Feb. 29 (Bloomberg) -- The rand extended its longest winning streak in seven months and yields fell to the lowest in more than a week after euro-area banks tapped the European Central Bank for more than economists forecast.
South Africa’s currency climbed as much as 0.7 percent to 7.4221 versus the dollar, a sixth day of gains, the longest advance since July 27. The rand traded 0.5 percent stronger at 7.4364 as of 4 p.m. in Johannesburg. The yield on the nation’s 77 billion rand ($10 billion) of 6.75 percent bonds due 2021 dropped three basis points, or 0.03 percentage point, to 7.815 percent, the lowest since Feb. 20. Bond risk fell to the lowest in four months.
The Frankfurt-based ECB said today it will lend 800 financial institutions 529.5 billion euros ($712.2 billion) for 1,092 days. Economists predicted an allotment of 470 billion euros, according to the median of 28 estimates in a Bloomberg News survey.

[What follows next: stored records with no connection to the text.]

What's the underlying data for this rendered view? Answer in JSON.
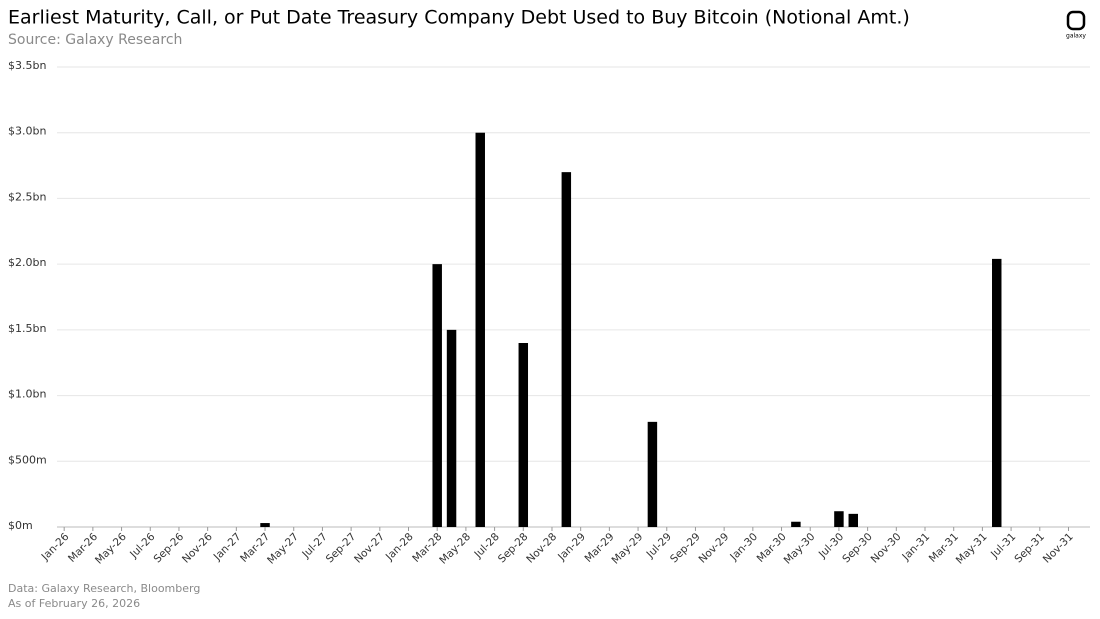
{
  "chart_data": {
    "type": "bar",
    "title": "Earliest Maturity, Call, or Put Date Treasury Company Debt Used to Buy Bitcoin (Notional Amt.)",
    "subtitle": "Source: Galaxy Research",
    "notes": [
      "Data: Galaxy Research, Bloomberg",
      "As of February 26, 2026"
    ],
    "logo": "galaxy",
    "color": "#000000",
    "grid": true,
    "categories": [
      "Jan-26",
      null,
      "Mar-26",
      null,
      "May-26",
      null,
      "Jul-26",
      null,
      "Sep-26",
      null,
      "Nov-26",
      null,
      "Jan-27",
      null,
      "Mar-27",
      null,
      "May-27",
      null,
      "Jul-27",
      null,
      "Sep-27",
      null,
      "Nov-27",
      null,
      "Jan-28",
      null,
      "Mar-28",
      null,
      "May-28",
      null,
      "Jul-28",
      null,
      "Sep-28",
      null,
      "Nov-28",
      null,
      "Jan-29",
      null,
      "Mar-29",
      null,
      "May-29",
      null,
      "Jul-29",
      null,
      "Sep-29",
      null,
      "Nov-29",
      null,
      "Jan-30",
      null,
      "Mar-30",
      null,
      "May-30",
      null,
      "Jul-30",
      null,
      "Sep-30",
      null,
      "Nov-30",
      null,
      "Jan-31",
      null,
      "Mar-31",
      null,
      "May-31",
      null,
      "Jul-31",
      null,
      "Sep-31",
      null,
      "Nov-31",
      null
    ],
    "values": [
      0,
      0,
      0,
      0,
      0,
      0,
      0,
      0,
      0,
      0,
      0,
      0,
      0,
      0,
      0.03,
      0,
      0,
      0,
      0,
      0,
      0,
      0,
      0,
      0,
      0,
      0,
      2.0,
      1.5,
      0,
      3.0,
      0,
      0,
      1.4,
      0,
      0,
      2.7,
      0,
      0,
      0,
      0,
      0,
      0.8,
      0,
      0,
      0,
      0,
      0,
      0,
      0,
      0,
      0,
      0.04,
      0,
      0,
      0.12,
      0.1,
      0,
      0,
      0,
      0,
      0,
      0,
      0,
      0,
      0,
      2.04,
      0,
      0,
      0,
      0,
      0,
      0
    ],
    "ylim": [
      0,
      3.5
    ],
    "yticks": [
      {
        "value": 0,
        "label": "$0m"
      },
      {
        "value": 0.5,
        "label": "$500m"
      },
      {
        "value": 1,
        "label": "$1.0bn"
      },
      {
        "value": 1.5,
        "label": "$1.5bn"
      },
      {
        "value": 2,
        "label": "$2.0bn"
      },
      {
        "value": 2.5,
        "label": "$2.5bn"
      },
      {
        "value": 3,
        "label": "$3.0bn"
      },
      {
        "value": 3.5,
        "label": "$3.5bn"
      }
    ]
  }
}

The loans will help ease concerns about funding pressures and provide liquidity for investment in riskier assets including commodities and South Africa’s stocks and bonds.

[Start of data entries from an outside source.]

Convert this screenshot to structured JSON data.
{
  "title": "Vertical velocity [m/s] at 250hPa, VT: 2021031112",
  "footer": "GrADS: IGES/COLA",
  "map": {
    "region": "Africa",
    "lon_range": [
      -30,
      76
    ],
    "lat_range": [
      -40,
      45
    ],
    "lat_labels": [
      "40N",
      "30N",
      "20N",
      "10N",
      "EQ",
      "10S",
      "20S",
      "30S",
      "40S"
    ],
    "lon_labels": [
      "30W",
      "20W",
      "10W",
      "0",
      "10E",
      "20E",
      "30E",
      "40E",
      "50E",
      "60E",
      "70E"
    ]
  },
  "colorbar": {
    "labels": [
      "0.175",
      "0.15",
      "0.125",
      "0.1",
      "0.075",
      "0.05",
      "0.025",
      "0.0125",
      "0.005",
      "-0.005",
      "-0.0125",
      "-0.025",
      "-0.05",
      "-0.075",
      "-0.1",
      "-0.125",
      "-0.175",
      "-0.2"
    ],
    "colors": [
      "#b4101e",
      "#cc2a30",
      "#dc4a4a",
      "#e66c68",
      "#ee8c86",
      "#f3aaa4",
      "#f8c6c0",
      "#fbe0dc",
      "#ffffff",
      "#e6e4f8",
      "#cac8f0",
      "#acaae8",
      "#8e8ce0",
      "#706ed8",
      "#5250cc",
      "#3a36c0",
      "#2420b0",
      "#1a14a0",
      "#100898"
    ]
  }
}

“Some of this additional liquidity could also find its way into the South African bond market,” Kevin Lings, a Johannesburg-based economist at Stanlib, the money manager unit of Standard Bank Group Ltd., said in e-mailed comments. “The rand is expected to remain firm.”
The rand gained as much as 1.7 percent and 10-year yields fell seven basis points after the first ECB tender on Dec. 21, when banks took 489 billion euros.
South Africa’s benchmark stock index climbed for a second day, after posting its biggest one-day gain in a month yesterday, as commodity prices rallied. Mining companies including Anglo American Plc and BHP Billiton Ltd. led the advance. Commodities, including metals, account for 64 percent of South Africa’s exports, according to government data.
Credit default swaps for South Africa’s foreign-currency sovereign bonds fell one basis point to 157 basis points today, the lowest since Oct. 27 on a closing basis, according to CMA. The contracts, which drop as perceptions of creditworthiness improve, traded below default swaps from higher-rated Austria and France 163 and 178.4, respectively.
Bonds gained as investors bet an expansion in private-sector borrowing won’t be enough to persuade the central bank to raise interest rates soon.
Borrowing by households and businesses rose 7.3 percent from a year earlier, up from a revised 6.1 percent in December, the Pretoria-based Reserve Bank said on its website today. The median estimate in a Bloomberg survey of 11 economists was 7.1 percent.
“These credit numbers do not change our view that the monetary policy committee is likely to keep policy neutral while the economic climate remains cloudy in the face of weak global conditions,” Dennis Dykes, an economist at Nedbank Group Ltd. in Johannesburg, and colleagues wrote in e-mailed comments.
South Africa’s central bank has left its benchmark repo rate at 5.5 percent for the past 18 months to aid a recovery in Africa’s biggest economy. Forward-rate agreements starting in November, after the MPC’s last meeting of 2012, dropped six basis points today to 5.86 percent as investors pared bets on an interest-rate increase this year.
The yield on the nation’s $1.5 billion of 4.665 percent bonds due 2024 dropped three basis points to 4.2 percent, the lowest since the bonds were first sold on Jan. 17. The extra yield investors demand to hold the debt rather than U.S. Treasuries narrowed one basis point to 229 basis points.